Update of SB9 orbits using HERMES/Mercator radial velocities

Abstract

Aims. By combining astrometric orbits (delivered in large numbers by the Gaίa mission) with spectroscopic orbits for systems with two observable spectra (SB2), it is possible to derive the masses of both stellar components. However, to get masses with a good accuracy requires accurate spectroscopic orbits, which is the primary aim of the present paper. A subsidiary aim is to discover SB2 systems hiding among known SB1 systems and even though this search may often prove unsuccessful, the acquired radial velocities may still be used to improve the existing spectroscopic orbits. Methods. New radial velocities for 58 binary systems from the Ninth Catalogue of Spectroscopic Binary Orbits (SB9), obtained using the high-resolution HERMES spectrograph installed on the 1.2 m Mercator telescope, were used to possibly identify hitherto undetected SB2 systems. For SB1 systems with inaccurate orbits, we used these new radial-velocity measurements to improve the orbital accuracy. Results. This study provides 51 orbits (41 SB1 and 10 SB2) that have been improved with respect to the solution listed in the SB9 catalogue, out of the 58 SB9 orbits studied, which belong to 56 stellar systems. Among them, there are five triple and four quadruple systems.
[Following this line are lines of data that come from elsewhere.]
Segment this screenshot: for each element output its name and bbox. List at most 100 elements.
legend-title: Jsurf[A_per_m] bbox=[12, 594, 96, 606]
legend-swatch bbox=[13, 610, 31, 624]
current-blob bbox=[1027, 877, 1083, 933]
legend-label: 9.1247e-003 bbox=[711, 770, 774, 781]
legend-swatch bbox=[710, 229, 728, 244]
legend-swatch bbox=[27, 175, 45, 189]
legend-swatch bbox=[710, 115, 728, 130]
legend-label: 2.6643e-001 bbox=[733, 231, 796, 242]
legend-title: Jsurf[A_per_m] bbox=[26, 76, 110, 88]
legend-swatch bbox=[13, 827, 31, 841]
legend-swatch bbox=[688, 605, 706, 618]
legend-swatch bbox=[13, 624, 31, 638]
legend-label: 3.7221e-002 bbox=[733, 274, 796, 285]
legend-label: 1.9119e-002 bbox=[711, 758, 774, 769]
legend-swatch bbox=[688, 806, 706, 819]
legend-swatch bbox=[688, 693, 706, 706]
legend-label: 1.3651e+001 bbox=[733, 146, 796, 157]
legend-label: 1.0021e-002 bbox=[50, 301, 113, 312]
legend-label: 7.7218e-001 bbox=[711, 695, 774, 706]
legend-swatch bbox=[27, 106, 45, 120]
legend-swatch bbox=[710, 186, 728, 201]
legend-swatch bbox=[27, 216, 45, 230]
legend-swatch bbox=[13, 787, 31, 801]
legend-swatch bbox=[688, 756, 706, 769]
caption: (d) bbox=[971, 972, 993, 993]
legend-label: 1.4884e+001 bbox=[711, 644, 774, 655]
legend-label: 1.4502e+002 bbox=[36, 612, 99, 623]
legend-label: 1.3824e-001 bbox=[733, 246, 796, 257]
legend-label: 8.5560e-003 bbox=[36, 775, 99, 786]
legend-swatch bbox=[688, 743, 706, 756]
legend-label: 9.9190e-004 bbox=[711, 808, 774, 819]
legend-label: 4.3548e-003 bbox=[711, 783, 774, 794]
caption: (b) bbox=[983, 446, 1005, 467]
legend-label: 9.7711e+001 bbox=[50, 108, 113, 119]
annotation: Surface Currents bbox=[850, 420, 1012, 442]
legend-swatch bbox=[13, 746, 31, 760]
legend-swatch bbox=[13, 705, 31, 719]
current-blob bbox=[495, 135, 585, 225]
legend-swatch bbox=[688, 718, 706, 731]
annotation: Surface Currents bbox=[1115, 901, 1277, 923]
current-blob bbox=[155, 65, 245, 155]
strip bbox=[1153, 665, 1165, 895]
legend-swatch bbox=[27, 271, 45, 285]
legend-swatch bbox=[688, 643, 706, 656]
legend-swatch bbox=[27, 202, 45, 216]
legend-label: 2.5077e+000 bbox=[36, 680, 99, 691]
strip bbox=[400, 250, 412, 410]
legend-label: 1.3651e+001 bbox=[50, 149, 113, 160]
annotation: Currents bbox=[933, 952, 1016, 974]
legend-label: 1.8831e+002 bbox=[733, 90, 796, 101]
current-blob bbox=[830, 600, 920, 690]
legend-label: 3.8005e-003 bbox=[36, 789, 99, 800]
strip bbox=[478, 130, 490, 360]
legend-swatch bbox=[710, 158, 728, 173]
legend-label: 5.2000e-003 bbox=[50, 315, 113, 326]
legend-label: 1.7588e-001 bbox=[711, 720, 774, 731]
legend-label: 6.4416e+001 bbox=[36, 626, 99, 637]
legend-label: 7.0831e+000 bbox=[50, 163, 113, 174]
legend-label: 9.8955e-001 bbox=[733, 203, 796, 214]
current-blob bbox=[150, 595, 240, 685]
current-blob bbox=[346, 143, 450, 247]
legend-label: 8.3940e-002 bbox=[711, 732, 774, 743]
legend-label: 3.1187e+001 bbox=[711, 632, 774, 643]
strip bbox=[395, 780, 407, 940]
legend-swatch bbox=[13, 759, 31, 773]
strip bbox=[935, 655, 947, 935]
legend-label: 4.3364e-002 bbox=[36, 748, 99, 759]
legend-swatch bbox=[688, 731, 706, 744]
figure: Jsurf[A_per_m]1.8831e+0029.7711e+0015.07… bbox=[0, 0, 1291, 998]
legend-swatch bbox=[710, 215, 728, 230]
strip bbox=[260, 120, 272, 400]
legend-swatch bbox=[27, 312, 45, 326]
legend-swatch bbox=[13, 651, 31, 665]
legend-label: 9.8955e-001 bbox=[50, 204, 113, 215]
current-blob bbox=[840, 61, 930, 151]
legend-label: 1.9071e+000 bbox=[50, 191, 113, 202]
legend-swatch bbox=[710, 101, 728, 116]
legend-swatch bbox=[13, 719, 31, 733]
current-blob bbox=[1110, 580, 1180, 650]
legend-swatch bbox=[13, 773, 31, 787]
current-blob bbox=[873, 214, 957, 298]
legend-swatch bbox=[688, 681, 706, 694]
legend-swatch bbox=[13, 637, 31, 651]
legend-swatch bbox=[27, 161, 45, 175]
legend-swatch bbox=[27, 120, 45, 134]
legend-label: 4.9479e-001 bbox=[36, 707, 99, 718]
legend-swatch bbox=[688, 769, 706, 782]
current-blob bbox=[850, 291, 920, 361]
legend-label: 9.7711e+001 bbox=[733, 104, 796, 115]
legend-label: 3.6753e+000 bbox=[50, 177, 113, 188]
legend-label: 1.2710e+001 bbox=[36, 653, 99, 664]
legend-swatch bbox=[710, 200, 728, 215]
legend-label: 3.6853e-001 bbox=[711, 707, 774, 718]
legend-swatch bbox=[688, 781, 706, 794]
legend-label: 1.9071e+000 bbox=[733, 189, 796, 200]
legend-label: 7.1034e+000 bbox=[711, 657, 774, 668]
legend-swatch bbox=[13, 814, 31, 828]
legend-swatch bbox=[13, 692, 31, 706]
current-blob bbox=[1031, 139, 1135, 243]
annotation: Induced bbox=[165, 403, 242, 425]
Despite the high resolution of HERMES, the only system we detected as anew SB2 system is HIP 115142 A. The B component of the visual binary HIP 92726 has now been found to be a spectroscopic system as well, which makes HIP 92726 a newly discovered quadruple system (SB 1+SB 1). Moreover, the high resolution of HERMES has enabled us to better isolate the signature of the secondary component of HIP 12390, HIP 73182, and HIP 111170. Thus, we derived more accurate masses for them. Among the 30 SB also present in Gaia Data Release 3 (DR3), with periods shorter than the Gaia DR3 time span (~1000 d), only five had been flagged as binaries by DR3. Various DR3 selection criteria are responsible for this discrepancy.